Only confidence that the reporter will be a complaisant tool of the source's purposes induces the leak in the first place.

Reportorial laziness on the part of Judy Miller has nothing to do with it. Reportorial ethics has everything to do with it. Do reporters view their primary task as helping their sources to misinform the public? Or do reporters view their primary task as informing citizens? How did the New York Times come to employ somebody in whom Scooter Libby could have such confidence? And Scooter Libby did have enormous confidence in Judy Miller, enough confidence to attempt to suborn perjury by telling her that the two of them would stand or fall together:

Out West, where you vacation, the aspens will already be turning. They turn in clusters, because their roots connect them...

Max Frankel's cluelessness--pretense?--that this is not the case is the thing that allows him to steer his way to his desired conclusion:

The system is sloppy and breeds confusion.... there are and always have been both good and bad leaks.... [T]olerating abusive leaks by government is the price that society has to pay for the benefit of receiving essential leaks about government....

A more clued-in commentator than Frankel would have written that journalistic legal privileges depends on the existence of a community of journalists that polices itself--that rewards journalists who inform the public and punishes those who kneel to their political masters.

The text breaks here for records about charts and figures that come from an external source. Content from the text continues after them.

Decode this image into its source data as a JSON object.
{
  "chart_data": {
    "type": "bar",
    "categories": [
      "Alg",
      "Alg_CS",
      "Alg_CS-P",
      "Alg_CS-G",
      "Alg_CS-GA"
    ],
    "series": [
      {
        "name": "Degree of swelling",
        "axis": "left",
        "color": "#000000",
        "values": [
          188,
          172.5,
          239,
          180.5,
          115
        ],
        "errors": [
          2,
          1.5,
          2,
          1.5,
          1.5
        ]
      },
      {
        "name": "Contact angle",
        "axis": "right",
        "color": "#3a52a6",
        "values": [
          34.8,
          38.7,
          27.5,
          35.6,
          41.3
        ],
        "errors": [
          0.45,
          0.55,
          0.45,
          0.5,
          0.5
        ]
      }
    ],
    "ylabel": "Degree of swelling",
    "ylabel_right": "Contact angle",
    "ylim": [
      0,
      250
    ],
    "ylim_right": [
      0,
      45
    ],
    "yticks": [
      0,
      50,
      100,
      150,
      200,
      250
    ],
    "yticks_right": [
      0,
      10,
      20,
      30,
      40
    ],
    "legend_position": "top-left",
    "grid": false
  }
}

Defenders of Max Frankel are telling me that his major problem is that he has been too far away from Washington for too long. Frankel, his defenders argue to me, thinks that the press digs for and gets essential leaks and is sometimes snookered by abusive leaks in the process. He doesn't understand that things have changed since he covered Dean Rusk. He genuinely doesn't know that thirty-something New York Times reporters today don't see senators socially every week or so. He genuinely doesn't know it is the reporters who have demonstrated that these days it is the reporters who have demonstrated that they are complaisant tools of administration purposes who receive the lion's share of the leaks. The changes that have come about as a result of the greatly increased size of the press corps (so that there are multiple channels to leak through) would have had a powerful influence on the ecology of leaks even without the honing of the tools of journalist manipulation by Lee Atwater, Paul Begala, Karl Rove, and their ilk.

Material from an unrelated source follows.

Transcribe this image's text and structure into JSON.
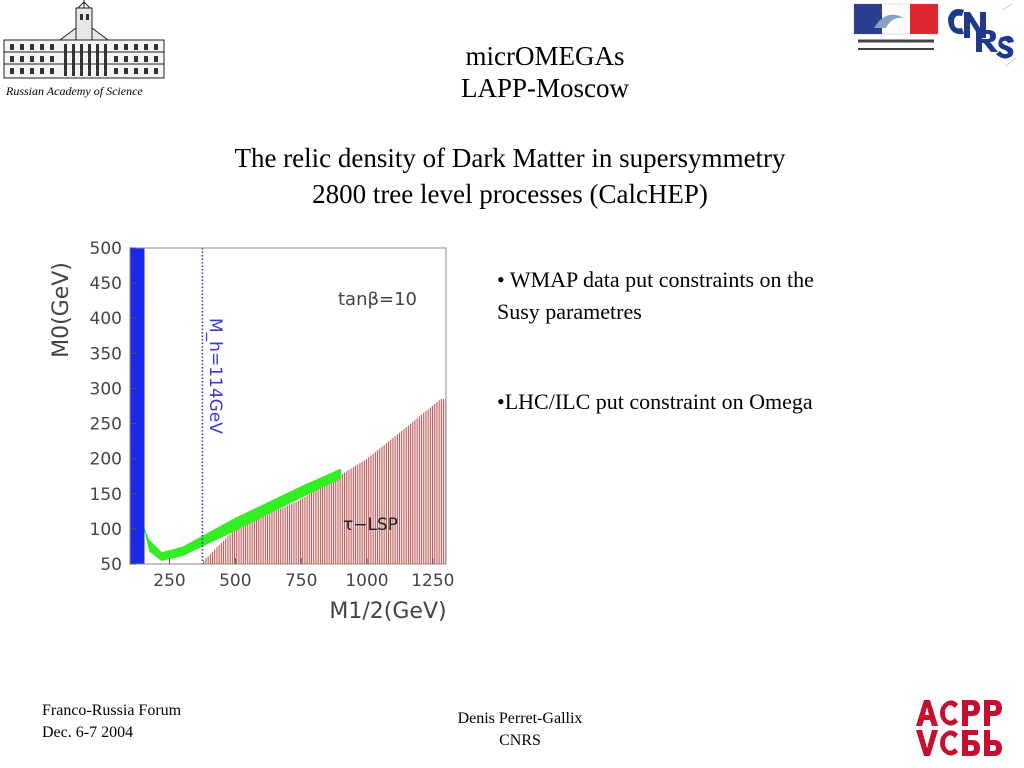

I don't think I buy it. Max Frankel is smart enough to know that if Washington and the New York Times still conformed to his image of them, that Judy Miller would right now being feted for her Pulitzer Prize-winning series: "How Bush and Cheney's Top Aides Fooled Themselves, the President--and Me--About Saddam Hussein's Nuclear Weapons Program."

Judy Miller has not written that series. Judy Miller will never write that series. And so I find myself, in the end, convinced that Emptywheel and Phoenix Woman are right to have lost patience with Max Frankel.